The government, in its written preliminary objection filed by the Federal Ministry of Justice, to Kanu’s suit, No. ECW/CCJ/APP/06/16, submitted that the sub-regional court lacked, “the requisite jurisdiction” to hear and determine the matter before it.
Consequently, it has urged the court to dismiss and/or strike out the action for want of jurisdiction, “stemming from incompetency in initiating the application against the defendants.”
The government noted that instead of waiting for conclusion of his application before the Nigerian Domestic Court of Appeal on his bail, the plaintiff proceeded to the ECOWAS court, a move it stated, amounted to, “an abuse of court process or subjecting the Nigerian law to ridicule.”
It submitted that Kanu, was being tried under existing Nigerian domestic laws and as such cannot properly file the suit before the sub-regional court.
Also, the government stated: “The corporate existence of Nigeria as a united, harmonious, indivisible and indissoluble sovereign nation is certainly greater than any citizen’s liberty or right,” adding that once the security of the nation is in jeopardy, “and it survives in pieces rather than in peace”, individual’s liberty or rights may not even exist.”
On the issue of jurisdiction, it averred: “It is trite law that a court cannot assume jurisdiction over ancillary claims when it has no jurisdiction to entertain the main claim, since an ancillary claim can only be properly determined by that court.

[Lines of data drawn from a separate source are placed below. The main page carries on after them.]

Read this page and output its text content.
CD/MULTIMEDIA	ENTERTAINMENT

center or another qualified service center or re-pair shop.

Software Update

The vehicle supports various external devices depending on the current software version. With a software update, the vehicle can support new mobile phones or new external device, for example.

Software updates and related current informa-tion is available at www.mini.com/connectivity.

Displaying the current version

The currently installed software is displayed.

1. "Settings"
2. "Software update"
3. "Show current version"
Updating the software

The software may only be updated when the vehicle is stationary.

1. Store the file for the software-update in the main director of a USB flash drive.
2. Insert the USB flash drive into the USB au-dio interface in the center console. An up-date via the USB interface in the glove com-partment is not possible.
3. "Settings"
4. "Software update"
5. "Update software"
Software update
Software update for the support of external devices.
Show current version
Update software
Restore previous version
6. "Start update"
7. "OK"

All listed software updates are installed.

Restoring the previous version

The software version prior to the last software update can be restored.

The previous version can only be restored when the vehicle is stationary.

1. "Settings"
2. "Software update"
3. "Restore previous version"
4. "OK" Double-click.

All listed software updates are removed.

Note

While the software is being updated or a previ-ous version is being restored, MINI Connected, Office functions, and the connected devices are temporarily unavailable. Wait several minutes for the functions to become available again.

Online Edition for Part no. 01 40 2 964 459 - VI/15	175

Thus, it is improper to approach a court which is incompetent to determine only some of the issues in a case if there is a court with jurisdiction to determine all the issues.”
Faulting the inclusion of the Attorney General of the Federation and the Director General of State Security Service as defendants in the suit, the government stated that in the context and framework of ECOWAS, only member states and community institutions can be sued before the sub-regional court for alleged human rights violation.
It submitted that the court has no jurisdiction over the two defendants because they, “are neither member -states or community institutions of ECOWAS and therefore, not amenable to the jurisdiction of the community court of justice”.
The government therefore, urged the court to strike out their names as parties in the matter, stressing that there is neither factual nor documentary evidence to any claim against them.